You mentioned several times about how you would research autism and the brain as a child. Did your research ever get into the principles of applied behavior analysis and how to determine the function of a behavior? It seems to apply perfectly to what you're describing as detective work and understanding why the child has adopted this particular coping strategy. There are four traditional functions of behavior: escape/avoidance, sensory, attention seeking, and access to tangibles. The idea is that when a child has a behavior you're trying to understand an address, you have to understand the function of that behavior. So if you have a child who keeps hitting the child sitting next to him during circle time, you have to figure out what the function of that behavior is or else the adults responses to the child's behavior may either do nothing to address it or even reinforce it and make it more likely to reoccur. For example, if the child is hitting because he doesn't like circle time and wants to leave (avoid) it, putting him in time out on the other side of the room is actually reinforcing the behavior and making it more likely to occur. you are describing classic sensory functions of behavior.
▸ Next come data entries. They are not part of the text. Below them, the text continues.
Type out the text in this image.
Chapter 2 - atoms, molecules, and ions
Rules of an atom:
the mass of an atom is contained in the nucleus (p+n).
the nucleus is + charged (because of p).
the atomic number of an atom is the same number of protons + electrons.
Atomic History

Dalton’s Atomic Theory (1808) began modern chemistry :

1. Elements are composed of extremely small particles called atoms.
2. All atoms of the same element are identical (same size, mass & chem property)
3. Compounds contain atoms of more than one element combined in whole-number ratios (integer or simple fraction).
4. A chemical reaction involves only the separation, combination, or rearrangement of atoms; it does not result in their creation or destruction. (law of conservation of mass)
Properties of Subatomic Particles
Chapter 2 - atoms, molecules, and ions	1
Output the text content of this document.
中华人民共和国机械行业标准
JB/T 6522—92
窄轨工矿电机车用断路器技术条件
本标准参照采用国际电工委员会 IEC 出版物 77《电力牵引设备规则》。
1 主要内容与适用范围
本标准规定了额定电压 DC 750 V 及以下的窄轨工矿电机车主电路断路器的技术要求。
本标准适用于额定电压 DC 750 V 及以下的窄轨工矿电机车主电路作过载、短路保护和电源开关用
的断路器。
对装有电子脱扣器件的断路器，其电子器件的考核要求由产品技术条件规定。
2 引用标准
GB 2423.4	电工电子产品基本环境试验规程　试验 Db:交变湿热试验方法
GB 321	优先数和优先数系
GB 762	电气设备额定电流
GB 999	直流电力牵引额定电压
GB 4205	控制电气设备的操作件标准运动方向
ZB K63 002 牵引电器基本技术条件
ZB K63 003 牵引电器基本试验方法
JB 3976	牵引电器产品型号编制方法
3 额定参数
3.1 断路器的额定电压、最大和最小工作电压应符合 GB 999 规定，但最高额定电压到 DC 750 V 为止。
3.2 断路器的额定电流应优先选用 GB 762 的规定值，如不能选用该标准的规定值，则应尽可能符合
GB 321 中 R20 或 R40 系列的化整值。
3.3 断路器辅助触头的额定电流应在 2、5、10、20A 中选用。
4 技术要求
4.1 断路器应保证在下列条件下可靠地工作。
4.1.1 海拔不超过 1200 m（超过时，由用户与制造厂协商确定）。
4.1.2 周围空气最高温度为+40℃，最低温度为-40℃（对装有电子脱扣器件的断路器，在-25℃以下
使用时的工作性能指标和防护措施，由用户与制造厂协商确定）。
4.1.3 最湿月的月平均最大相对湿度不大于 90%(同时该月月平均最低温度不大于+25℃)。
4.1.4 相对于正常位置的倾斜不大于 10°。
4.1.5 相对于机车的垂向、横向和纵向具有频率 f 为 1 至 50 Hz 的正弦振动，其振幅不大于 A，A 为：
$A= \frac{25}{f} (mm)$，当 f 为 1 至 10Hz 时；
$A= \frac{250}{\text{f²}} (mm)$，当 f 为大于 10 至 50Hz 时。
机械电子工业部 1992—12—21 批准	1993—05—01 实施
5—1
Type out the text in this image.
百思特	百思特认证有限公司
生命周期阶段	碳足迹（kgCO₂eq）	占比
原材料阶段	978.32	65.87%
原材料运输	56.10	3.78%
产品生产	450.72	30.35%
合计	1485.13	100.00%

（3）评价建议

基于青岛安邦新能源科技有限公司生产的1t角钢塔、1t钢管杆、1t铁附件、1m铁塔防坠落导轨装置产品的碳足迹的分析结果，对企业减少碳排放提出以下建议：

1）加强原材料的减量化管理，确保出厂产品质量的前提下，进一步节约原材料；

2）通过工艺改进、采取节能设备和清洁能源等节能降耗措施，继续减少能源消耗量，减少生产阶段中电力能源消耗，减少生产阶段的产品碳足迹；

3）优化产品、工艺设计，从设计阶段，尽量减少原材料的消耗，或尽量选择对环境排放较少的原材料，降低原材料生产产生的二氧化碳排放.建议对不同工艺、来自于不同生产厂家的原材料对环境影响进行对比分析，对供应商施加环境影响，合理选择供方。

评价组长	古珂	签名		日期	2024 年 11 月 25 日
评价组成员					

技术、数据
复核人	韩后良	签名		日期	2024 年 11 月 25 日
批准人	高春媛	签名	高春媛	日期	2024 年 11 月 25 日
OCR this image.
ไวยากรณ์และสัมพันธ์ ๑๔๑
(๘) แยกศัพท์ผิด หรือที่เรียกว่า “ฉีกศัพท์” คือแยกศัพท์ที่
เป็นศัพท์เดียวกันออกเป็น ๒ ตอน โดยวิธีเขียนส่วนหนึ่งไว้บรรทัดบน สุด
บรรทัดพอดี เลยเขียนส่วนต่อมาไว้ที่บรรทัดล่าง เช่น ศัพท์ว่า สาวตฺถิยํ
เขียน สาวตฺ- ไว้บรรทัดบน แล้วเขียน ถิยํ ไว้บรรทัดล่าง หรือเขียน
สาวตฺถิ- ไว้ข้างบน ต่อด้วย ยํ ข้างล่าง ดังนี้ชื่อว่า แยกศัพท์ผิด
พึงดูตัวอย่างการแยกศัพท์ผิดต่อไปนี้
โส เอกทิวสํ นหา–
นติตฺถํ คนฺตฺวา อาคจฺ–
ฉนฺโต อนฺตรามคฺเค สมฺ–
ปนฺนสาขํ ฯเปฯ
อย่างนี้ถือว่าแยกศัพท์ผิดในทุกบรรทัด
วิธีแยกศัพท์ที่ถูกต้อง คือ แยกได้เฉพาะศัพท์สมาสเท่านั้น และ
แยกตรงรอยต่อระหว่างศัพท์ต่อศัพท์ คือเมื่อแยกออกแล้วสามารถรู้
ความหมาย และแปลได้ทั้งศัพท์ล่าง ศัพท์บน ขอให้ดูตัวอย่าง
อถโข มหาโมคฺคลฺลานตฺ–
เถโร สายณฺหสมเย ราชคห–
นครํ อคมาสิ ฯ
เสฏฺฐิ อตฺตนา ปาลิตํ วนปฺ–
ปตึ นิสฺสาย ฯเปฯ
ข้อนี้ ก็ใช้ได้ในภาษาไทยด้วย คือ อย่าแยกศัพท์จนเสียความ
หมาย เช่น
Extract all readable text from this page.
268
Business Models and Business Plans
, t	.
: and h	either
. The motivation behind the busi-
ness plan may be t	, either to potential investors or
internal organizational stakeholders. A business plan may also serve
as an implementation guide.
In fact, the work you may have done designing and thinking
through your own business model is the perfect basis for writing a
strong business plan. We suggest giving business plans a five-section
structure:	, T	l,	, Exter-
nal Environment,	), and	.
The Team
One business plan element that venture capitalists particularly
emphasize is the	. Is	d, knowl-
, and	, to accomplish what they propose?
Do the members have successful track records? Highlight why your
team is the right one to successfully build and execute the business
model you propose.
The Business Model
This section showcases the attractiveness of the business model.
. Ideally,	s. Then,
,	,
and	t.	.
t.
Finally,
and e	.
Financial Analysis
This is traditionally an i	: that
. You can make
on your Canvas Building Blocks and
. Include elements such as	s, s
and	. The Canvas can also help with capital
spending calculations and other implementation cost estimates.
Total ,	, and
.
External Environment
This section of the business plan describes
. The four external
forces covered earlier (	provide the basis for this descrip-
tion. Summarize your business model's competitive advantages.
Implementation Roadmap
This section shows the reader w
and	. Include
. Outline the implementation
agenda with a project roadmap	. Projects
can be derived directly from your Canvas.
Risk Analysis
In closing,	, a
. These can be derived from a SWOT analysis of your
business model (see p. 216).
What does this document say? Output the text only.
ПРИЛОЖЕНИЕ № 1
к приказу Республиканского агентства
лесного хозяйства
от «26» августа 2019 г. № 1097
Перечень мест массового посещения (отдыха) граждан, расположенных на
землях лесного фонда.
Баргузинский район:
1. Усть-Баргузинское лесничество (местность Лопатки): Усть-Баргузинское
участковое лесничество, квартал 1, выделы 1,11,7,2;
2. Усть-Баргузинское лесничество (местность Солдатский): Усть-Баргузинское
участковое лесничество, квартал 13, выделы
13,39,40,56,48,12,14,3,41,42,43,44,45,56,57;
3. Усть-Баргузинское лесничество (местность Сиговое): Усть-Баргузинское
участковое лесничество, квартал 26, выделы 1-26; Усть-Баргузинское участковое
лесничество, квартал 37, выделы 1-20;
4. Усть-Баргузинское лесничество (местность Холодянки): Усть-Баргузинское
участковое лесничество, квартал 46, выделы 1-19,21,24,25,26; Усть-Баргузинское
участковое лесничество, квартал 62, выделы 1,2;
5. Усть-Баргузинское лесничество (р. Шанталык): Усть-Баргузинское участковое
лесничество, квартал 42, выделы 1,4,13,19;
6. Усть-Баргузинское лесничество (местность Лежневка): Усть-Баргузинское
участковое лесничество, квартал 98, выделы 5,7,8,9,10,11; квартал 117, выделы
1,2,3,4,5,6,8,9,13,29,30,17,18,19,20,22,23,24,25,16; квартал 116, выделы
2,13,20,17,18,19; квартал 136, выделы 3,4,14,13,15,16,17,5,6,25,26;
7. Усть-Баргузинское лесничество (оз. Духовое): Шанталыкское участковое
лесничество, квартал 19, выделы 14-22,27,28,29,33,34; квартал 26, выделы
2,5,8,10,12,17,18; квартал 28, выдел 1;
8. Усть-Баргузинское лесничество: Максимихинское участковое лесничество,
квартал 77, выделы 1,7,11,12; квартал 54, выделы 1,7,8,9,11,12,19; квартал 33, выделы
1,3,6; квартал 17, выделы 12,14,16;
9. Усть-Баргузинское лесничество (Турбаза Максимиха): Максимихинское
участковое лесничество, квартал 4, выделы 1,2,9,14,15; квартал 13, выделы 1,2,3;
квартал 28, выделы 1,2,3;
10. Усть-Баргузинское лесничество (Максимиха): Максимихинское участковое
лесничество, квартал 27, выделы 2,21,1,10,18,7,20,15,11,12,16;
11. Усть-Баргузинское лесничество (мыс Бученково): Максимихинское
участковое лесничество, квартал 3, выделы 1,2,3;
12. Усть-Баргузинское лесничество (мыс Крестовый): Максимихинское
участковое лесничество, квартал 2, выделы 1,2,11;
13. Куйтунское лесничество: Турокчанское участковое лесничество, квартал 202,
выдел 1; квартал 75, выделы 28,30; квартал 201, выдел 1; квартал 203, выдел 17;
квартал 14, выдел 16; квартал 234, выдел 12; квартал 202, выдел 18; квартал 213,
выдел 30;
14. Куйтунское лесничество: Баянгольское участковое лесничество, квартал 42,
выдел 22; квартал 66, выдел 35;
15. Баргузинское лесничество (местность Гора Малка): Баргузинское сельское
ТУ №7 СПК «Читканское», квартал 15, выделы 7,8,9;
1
Some experts have added some nontraditional functions of behavior to the traditional four such as control/autonomy seeking, relational/identity seeking, play/exploration, and justice/revenge seeking. Some of these non traditional ones could be especially applicable to teenagers with ROGD patterns.

Just like you said in the conclusion of your essay, there is no one answer to how to approach or talk about this with a young person because you have to figure out the function of the behavior, in this case the function of the trans identity. Unfortunately, a lot of current autism activism has demonized the principles behind ABA so much to the point of calling them abusive that this very basic and important understanding of psychology and how we can help young people has been the baby thrown out with the bathwater. Behaviorism and more behavioral approaches to psychology have fallen out of favor in many areas and I think we have lost a lot because of that. Without this framework of understanding the function of the behavior I feel like it becomes even easier for this issue to get lost in cultural and philosophical wars politics.